Features

jamie.features.list_features()

List available featuresets

jamie.features.select_features(f)

Select featureset from name

jamie.features.valid_doc(features, doc)

Check whether document is valid according to featureset required columns. Each featureset usually requires some attributes to be present in the data for a valid feature transformation.

Returns

bool – Whether document is valid

class jamie.features.FeatureBase(data, require_columns, clean_columns=None)

Base feature class

Parameters
  • data (pd.DataFrame) – Data file to use

  • require_columns (list of str) – List of required columns in DataFrame.

  • clean_columns (list of str, optional) – List of columns to apply text cleaning to

Raises

ValueError – If any of the required columns are missing

fit_transform(X, y=None)

Fit the features and transform with the final estimator. This calls the fit_transform() function of the underlying FeatureUnion object. The transformation pipeline converts from a CSV file to a numpy.ndarray. This method is usually called to create the training feature matrix from the CSV file.

Parameters
  • X (pd.DataFrame) – Data to fit, usually from a CSV file

  • y (array-like, optional) – This is ignored but kept for compatibility with other scikit-learn transformers

Returns

numpy.ndarray – Feature matrix after applying pipeline

make_arrays(prediction_field)

Build feature matrix. When the features class is initialized, it does not build the matrix before make_arrays() is called. This does nothing in the base class, but is overloaded in the derived Feature classes. Typically it is the only function called from outside.

Parameters

prediction_field (str) – Which column of the data to use as labels for prediction

set_features(features)

Set features using a FeatureUnion

train_test_split(random_state, test_size=0.2)

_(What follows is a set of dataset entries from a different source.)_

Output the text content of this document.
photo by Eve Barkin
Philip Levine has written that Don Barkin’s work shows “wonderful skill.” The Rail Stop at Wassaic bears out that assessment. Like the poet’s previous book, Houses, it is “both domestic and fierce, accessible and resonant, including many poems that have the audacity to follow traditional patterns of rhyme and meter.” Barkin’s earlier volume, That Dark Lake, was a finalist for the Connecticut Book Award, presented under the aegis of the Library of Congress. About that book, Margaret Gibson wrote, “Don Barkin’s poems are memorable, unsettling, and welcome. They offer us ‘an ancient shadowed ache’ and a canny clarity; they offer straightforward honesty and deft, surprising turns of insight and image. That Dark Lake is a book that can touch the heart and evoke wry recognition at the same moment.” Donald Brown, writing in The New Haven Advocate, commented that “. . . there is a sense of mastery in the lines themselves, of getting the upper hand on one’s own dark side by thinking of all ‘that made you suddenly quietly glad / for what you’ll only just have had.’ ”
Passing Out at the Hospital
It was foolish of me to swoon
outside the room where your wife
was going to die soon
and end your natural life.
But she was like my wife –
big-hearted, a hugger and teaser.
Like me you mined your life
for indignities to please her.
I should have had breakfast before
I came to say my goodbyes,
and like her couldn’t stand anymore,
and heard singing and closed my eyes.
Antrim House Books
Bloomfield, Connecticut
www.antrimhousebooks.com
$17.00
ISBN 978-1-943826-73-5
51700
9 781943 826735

Return different train test splits for ensemble by varying random_state.

Parameters
  • random_state (int or RandomState) – Random state to use

  • test_size (float, default=0.2) – Proportion of data to use for test

Returns

numpy.ndarray tuple – Returns X_train, X_test, y_train, y_test

transform(X)

Transform X separately by each transformer in the FeatureUnion, concatenate results. This method is usually called to transform the test data X_test in a similar manner to X_train. Particularly for text transformation this preserves the vocabulary fitted from the training data.

Parameters

X (pd.DataFrame) – Data to fit, usually from a CSV file

Returns

numpy.ndarray – Feature matrix after applying transformation

Installed featuresets

class jamie.features.RSEFeatures(data)

Default featureset for finding Research Software Engineering (RSE) jobs. To see the methods, see FeatureBase. The featureset encodes the following features:

  • description: Description text of job, transformed as below

  • job_title: Job title, transformed as below

The text is transformed using TF-IDF to produce unigrams and bigrams after removing stopwords, and using sublinear TF scaling.